The closing of the bridges in the border city of Cúcuta now affects plans–initiated by Venezuelan opposition leader Guaidó– to transport aid across the border. The aim behind the move is to test the loyalties of the Venezuelan armed forces by choosing either to defend the borders by any means necessary or allow for the humanitarian aid to pass through.
The closure will increase the anxiety around the possibility of violence this morning at the border crossings. On Friday morning, as a result of the closure of the border with Brazil, Reuters reported that two members of an indigenous group were killed and 15 injured by armed forces preventing them from entering with humanitarian aid.

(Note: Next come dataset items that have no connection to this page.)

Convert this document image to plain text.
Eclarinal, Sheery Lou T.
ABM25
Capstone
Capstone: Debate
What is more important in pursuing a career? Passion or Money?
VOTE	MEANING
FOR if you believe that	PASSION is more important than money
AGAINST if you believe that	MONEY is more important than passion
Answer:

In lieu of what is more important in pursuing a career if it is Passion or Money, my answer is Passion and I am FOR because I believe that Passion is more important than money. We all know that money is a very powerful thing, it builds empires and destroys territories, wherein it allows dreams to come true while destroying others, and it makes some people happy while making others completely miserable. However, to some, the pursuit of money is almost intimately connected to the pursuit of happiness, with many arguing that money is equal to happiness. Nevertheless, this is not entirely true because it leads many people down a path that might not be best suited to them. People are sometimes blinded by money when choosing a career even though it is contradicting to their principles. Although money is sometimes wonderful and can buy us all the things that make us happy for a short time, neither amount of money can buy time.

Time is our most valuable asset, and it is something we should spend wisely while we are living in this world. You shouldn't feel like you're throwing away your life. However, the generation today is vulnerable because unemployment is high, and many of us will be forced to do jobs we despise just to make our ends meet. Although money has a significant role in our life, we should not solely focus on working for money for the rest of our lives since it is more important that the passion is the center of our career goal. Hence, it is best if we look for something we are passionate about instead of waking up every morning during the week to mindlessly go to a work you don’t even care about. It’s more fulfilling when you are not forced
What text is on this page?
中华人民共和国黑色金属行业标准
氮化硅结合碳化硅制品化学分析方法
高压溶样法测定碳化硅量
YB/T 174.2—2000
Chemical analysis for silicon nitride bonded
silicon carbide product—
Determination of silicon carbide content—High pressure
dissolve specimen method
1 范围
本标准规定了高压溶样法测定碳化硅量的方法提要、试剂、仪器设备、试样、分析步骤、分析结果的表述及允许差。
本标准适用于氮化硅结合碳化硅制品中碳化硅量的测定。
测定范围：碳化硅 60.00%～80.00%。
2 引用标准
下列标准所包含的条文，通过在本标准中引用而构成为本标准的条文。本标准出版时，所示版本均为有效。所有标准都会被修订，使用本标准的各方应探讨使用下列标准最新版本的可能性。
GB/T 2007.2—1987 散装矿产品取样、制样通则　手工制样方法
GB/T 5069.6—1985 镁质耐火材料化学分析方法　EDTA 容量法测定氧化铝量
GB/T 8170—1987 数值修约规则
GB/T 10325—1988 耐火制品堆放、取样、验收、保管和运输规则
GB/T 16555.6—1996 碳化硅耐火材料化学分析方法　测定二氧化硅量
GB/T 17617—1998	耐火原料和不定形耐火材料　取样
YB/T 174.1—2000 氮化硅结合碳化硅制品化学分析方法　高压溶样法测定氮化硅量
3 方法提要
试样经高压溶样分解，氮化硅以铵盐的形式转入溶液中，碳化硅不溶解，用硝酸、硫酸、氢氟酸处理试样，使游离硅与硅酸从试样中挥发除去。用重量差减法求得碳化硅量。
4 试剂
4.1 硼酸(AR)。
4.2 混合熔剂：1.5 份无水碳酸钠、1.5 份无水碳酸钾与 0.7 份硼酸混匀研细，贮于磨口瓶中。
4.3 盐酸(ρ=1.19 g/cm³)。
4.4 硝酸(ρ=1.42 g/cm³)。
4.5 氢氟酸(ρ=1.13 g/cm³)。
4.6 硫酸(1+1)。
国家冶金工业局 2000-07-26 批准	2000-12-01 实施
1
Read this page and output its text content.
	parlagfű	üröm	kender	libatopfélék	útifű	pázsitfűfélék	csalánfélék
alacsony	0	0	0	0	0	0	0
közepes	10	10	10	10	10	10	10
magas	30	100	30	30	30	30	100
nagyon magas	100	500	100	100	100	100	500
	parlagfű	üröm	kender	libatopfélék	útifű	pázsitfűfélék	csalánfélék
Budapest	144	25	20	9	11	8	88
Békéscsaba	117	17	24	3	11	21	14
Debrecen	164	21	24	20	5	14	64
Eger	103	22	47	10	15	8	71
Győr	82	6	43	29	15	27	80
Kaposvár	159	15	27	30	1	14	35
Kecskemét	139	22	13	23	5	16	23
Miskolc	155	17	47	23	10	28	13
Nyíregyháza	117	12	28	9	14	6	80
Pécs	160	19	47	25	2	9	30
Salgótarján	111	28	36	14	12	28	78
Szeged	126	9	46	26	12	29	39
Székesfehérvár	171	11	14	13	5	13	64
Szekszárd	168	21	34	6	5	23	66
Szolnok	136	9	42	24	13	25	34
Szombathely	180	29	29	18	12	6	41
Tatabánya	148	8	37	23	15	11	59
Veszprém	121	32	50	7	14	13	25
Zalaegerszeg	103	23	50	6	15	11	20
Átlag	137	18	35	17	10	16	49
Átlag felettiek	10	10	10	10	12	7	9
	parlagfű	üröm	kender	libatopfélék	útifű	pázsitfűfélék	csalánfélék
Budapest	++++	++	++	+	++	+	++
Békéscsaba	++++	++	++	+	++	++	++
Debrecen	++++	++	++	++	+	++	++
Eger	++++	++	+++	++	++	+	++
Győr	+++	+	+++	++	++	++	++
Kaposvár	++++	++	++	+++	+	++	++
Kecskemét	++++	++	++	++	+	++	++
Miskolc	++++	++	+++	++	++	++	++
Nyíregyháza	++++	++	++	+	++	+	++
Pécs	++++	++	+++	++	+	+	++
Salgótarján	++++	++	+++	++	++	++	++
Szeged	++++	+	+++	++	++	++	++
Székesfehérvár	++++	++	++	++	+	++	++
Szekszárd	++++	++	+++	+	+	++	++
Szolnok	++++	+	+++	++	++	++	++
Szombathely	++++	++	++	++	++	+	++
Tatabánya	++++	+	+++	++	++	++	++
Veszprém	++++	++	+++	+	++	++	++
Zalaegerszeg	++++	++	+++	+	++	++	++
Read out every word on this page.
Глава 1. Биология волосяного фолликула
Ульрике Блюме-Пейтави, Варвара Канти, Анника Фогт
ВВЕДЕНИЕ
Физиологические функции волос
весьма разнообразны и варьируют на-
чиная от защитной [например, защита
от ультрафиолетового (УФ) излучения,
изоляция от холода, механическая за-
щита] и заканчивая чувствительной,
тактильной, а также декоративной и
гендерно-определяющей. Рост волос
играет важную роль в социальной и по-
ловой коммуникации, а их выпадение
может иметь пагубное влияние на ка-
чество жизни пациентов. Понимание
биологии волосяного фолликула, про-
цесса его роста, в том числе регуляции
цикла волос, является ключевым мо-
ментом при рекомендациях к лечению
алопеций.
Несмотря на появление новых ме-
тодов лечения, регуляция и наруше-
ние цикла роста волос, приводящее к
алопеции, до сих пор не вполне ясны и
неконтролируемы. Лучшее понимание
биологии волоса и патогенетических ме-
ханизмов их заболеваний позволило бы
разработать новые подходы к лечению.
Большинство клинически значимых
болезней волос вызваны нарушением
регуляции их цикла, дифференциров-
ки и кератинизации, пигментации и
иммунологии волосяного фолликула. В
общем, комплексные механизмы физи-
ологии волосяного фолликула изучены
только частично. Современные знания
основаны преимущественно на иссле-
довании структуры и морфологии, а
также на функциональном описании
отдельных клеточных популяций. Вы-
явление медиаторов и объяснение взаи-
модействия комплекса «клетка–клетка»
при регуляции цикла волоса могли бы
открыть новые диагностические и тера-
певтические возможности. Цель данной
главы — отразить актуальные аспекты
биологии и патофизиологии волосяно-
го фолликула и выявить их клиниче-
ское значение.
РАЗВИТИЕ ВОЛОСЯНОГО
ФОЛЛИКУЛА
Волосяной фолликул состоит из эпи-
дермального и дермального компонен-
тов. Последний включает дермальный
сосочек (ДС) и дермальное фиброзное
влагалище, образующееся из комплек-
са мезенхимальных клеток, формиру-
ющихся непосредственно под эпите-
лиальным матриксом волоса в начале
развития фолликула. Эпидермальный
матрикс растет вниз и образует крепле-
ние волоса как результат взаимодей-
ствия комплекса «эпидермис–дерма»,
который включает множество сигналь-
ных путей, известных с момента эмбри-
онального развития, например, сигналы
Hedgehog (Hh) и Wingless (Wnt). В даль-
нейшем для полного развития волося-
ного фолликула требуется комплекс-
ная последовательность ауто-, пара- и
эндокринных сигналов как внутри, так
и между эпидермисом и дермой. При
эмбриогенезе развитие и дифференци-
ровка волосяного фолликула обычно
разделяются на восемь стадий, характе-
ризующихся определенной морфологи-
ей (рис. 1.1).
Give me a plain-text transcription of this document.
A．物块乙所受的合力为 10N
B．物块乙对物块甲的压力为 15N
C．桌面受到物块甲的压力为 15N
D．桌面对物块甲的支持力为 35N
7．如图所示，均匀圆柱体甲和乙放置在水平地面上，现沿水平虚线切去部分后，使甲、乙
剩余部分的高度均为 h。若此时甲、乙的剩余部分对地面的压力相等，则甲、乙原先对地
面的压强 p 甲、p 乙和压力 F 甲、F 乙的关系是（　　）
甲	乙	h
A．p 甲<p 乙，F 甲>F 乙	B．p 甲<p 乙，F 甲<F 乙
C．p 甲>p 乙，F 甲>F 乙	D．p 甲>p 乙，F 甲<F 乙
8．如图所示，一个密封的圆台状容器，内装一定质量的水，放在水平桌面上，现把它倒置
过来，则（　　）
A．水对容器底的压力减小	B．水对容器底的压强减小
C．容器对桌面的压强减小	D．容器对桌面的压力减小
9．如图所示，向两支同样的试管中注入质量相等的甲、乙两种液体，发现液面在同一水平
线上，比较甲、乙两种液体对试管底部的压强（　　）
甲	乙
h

President Maduro has also closed off the maritime borders with the Dutch islands of Curaçao, Antilles, Aruba and Bonaire in an attempt to defend Venezuela’s borders from humanitarian aid entering for political purposes. Although willing to accept humanitarian aid recently from Russia, Maduro remains opposed to allowing aid from rival countries.
Prominent NGOs like The Red Cross have spoken out strongly against the politicised nature of the aid provided by the US and other geopolitical rivals to Venezuela.
Will Guaidó seize his political moment?
It has been a month since Guaidó first declared himself interim President of Venezuela, a gamble that succeeded in winning the approval of many Western nations as well as that of the Lima Group in Latin America.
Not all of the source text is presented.